2. The use of organs in therapy poses a risk of transmission of diseases to the recipient; infectious or cancerous diseases could be transmitted. While most Member States have adopted legislation on the ethical aspects of organ transplantation, many have yet to agree on rules covering quality and safety. In 2003, the Commission carried out a survey of legal requirements relating to organ transplantation in the EU which showed discrepancies in quality and safety requirements between Member States i.
3. The exchange of organs between Member States in an effort to achieve better quality in the allocation process is already common practice. There are, however, large differences between the number of organs exchanged across borders between Member States that have set up bodies and laid down rules for the international exchange of organs such as Eurotransplant and Scandiatransplant and the other Member States.
4. The shortage of organs is a major factor affecting transplantation programmes. Nearly 56.000 patients are now on waiting lists i. Mortality rates while waiting for a heart, liver or lung transplant usually range from 15 to 30%. Donation rates and availability of organs varies considerably across Europe with achievable good practice delivering far greater benefits in some Member States than in others.
5. One of the potential consequences of the scarcity of organs is the trafficking of human organs by organised criminal groups. Trafficking in human organs can be linked with trafficking in human beings for the purpose of the removal of organs which constitutes a serious violation of fundamental rights and, in particular, of human dignity and physical integrity. It is recognised that the best way of fighting organ trafficking is increasing the number of available organs and securing their quality and safety. This Directive, although having as its first objective the safety and quality of organs, will indirectly contribute to combating organ trafficking through the establishment of competent authorities, the authorisation of transplantation centres, the establishment of conditions of procurement and systems of traceability.

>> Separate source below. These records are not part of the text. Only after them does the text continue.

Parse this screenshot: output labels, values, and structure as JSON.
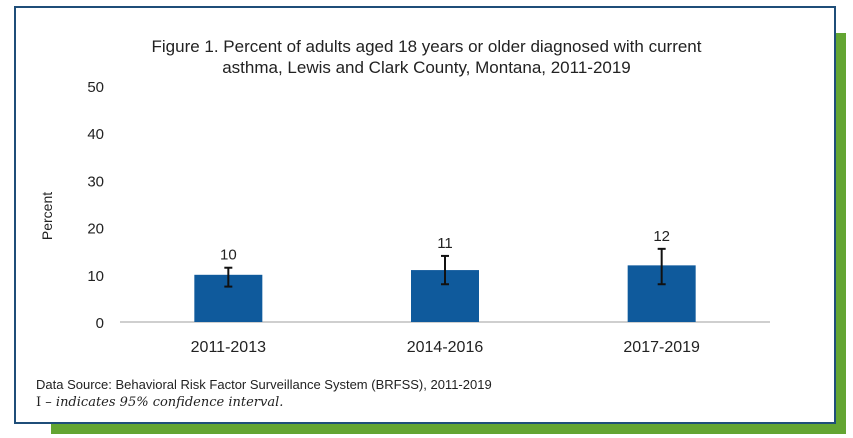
{
  "chart_data": {
    "type": "bar",
    "title_lines": [
      "Figure 1. Percent of adults aged 18 years or older diagnosed with current",
      "asthma, Lewis and Clark County, Montana, 2011-2019"
    ],
    "ylabel": "Percent",
    "xlabel": "",
    "ylim": [
      0,
      50
    ],
    "yticks": [
      0,
      10,
      20,
      30,
      40,
      50
    ],
    "categories": [
      "2011-2013",
      "2014-2016",
      "2017-2019"
    ],
    "values": [
      10,
      11,
      12
    ],
    "data_labels": [
      "10",
      "11",
      "12"
    ],
    "ci_lower": [
      7.5,
      8,
      8
    ],
    "ci_upper": [
      11.5,
      14,
      15.5
    ],
    "grid": false,
    "bar_color": "#0f5a9c"
  },
  "footer": {
    "source": "Data Source: Behavioral Risk Factor Surveillance System (BRFSS), 2011-2019",
    "ci_symbol": "I",
    "ci_dash": " – ",
    "ci_text": "indicates 95% confidence interval."
  },
  "colors": {
    "frame_border": "#1f4e79",
    "shadow": "#63a532",
    "axis": "#bfbfbf",
    "text": "#222222"
  }
}
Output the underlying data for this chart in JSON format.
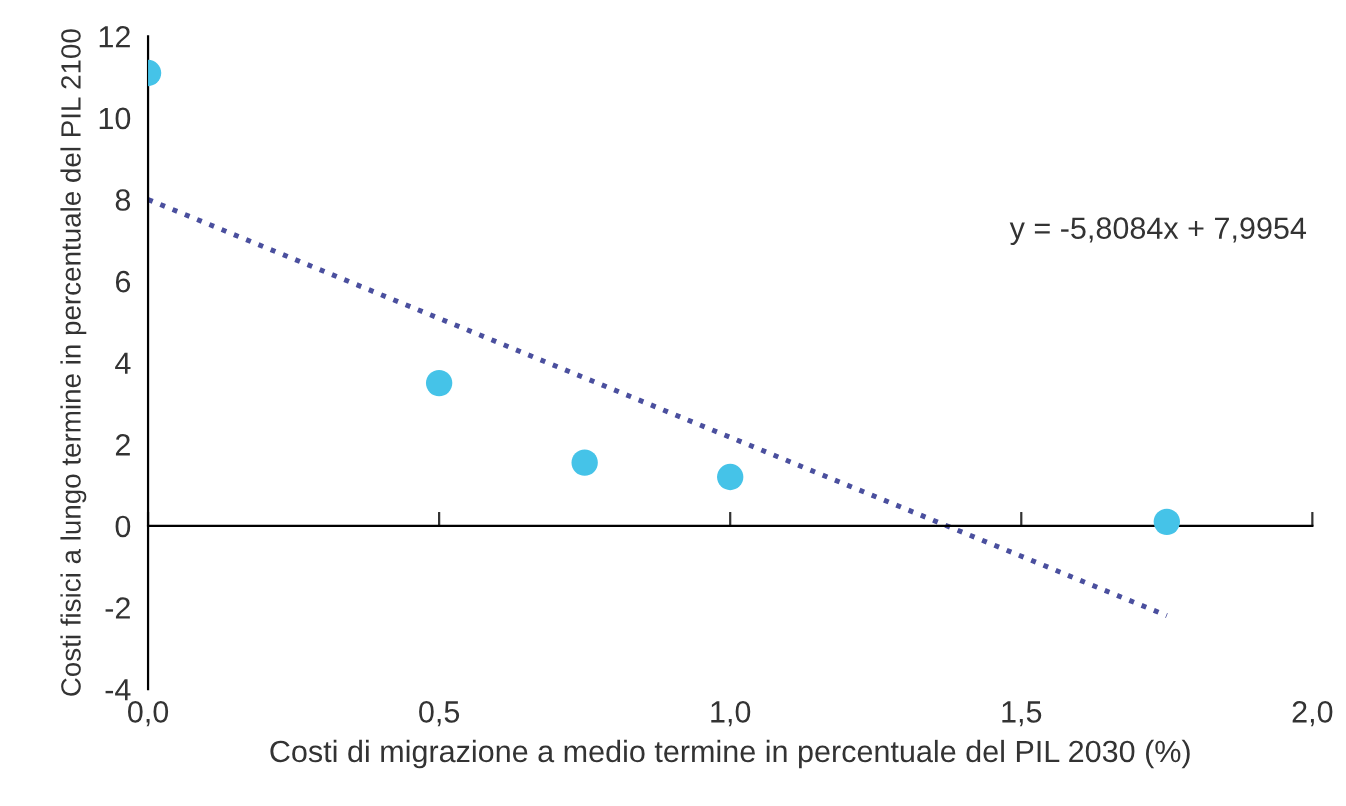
{
  "chart_data": {
    "type": "scatter",
    "xlabel": "Costi di migrazione a medio termine in percentuale del PIL 2030 (%)",
    "ylabel": "Costi fisici a lungo termine in percentuale del PIL 2100",
    "series": [
      {
        "color": "#45c3e8",
        "x": [
          0,
          0.5,
          0.75,
          1.0,
          1.75
        ],
        "values": [
          11.1,
          3.5,
          1.55,
          1.2,
          0.1
        ],
        "marker": "circle"
      },
      {
        "type": "line",
        "color": "#4a4f9e",
        "x": [
          0,
          1.75
        ],
        "values": [
          8.0,
          -2.2
        ],
        "line_style": "dotted",
        "marker": "none"
      }
    ],
    "annotations": [
      "y = -5,8084x + 7,9954"
    ],
    "xlim": [
      0,
      2
    ],
    "ylim": [
      -4,
      12
    ],
    "xticks": [
      {
        "value": 0,
        "label": "0,0"
      },
      {
        "value": 0.5,
        "label": "0,5"
      },
      {
        "value": 1,
        "label": "1,0"
      },
      {
        "value": 1.5,
        "label": "1,5"
      },
      {
        "value": 2,
        "label": "2,0"
      }
    ],
    "yticks": [
      -4,
      -2,
      0,
      2,
      4,
      6,
      8,
      10,
      12
    ],
    "legend": false
  }
}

6. Since 1999, Article 152 of the EC Treaty, as introduced by the Treaty of Amsterdam, has enabled the European Parliament and the Council to adopt health measures setting high standards of quality and safety of organs and substances of human origin, blood and blood derivatives. The Community has already adopted directives, on quality and safety standards for blood in 2003 and for Tissues and Cells in 2004.
7. There are important differences between organ transplantation and the use of other human substances such as blood, tissues and cells. Given the current shortage of organs, two factors have to be balanced: the need for organs' transplantation that is usually a matter of life and death with the need to ensure high standards of quality and safety.

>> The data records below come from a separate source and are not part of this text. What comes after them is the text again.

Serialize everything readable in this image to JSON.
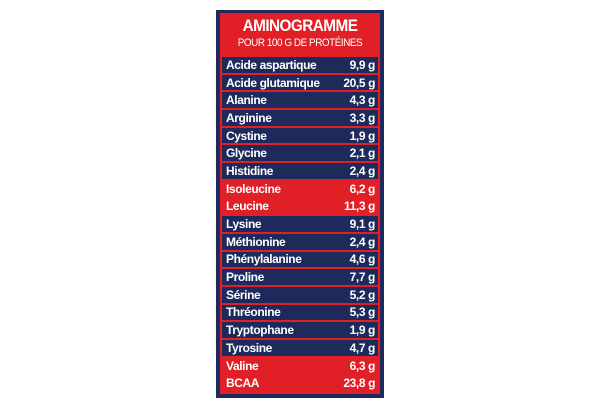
{
  "title": "AMINOGRAMME",
  "subtitle": "POUR 100 G DE PROTÉINES",
  "colors": {
    "navy": "#1f2a5c",
    "red": "#e01f26"
  },
  "rows": [
    {
      "name": "Acide aspartique",
      "value": "9,9 g",
      "highlight": false
    },
    {
      "name": "Acide glutamique",
      "value": "20,5 g",
      "highlight": false
    },
    {
      "name": "Alanine",
      "value": "4,3 g",
      "highlight": false
    },
    {
      "name": "Arginine",
      "value": "3,3 g",
      "highlight": false
    },
    {
      "name": "Cystine",
      "value": "1,9 g",
      "highlight": false
    },
    {
      "name": "Glycine",
      "value": "2,1 g",
      "highlight": false
    },
    {
      "name": "Histidine",
      "value": "2,4 g",
      "highlight": false
    },
    {
      "name": "Isoleucine",
      "value": "6,2 g",
      "highlight": true
    },
    {
      "name": "Leucine",
      "value": "11,3 g",
      "highlight": true
    },
    {
      "name": "Lysine",
      "value": "9,1 g",
      "highlight": false
    },
    {
      "name": "Méthionine",
      "value": "2,4 g",
      "highlight": false
    },
    {
      "name": "Phénylalanine",
      "value": "4,6 g",
      "highlight": false
    },
    {
      "name": "Proline",
      "value": "7,7 g",
      "highlight": false
    },
    {
      "name": "Sérine",
      "value": "5,2 g",
      "highlight": false
    },
    {
      "name": "Thréonine",
      "value": "5,3 g",
      "highlight": false
    },
    {
      "name": "Tryptophane",
      "value": "1,9 g",
      "highlight": false
    },
    {
      "name": "Tyrosine",
      "value": "4,7 g",
      "highlight": false
    },
    {
      "name": "Valine",
      "value": "6,3 g",
      "highlight": true
    },
    {
      "name": "BCAA",
      "value": "23,8 g",
      "highlight": true
    }
  ]
}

8. The Venice Conference on Safety and Quality in Organ Donation and Transplantation in the European Union was held on 17-18 September 2003 under the Italian presidency. The conclusions of the expert conference organised by the Italian government during its Presidency of the EU Council listed the shortage of organs as the main priority in this area and stressed the importance of addressing the quality and safety aspects given the current situation regarding the supply and demand for organs.
9. When adopting the Tissues and cells Directive on 31 March 2004, the Commission committed itself to conducting a thorough scientific review of the situation regarding organ transplantation. On 31 May 2007, the Commission adopted a Communication on organ donation and transplantation i based on that analysis. This Communication proposes what activities the EU should undertake in the field of organ transplantation. The Communication concludes that a flexible European legal framework establishing quality and safety standards would be the right Community response to meeting the mandate provided in Article 152 i (a) of the Treaty.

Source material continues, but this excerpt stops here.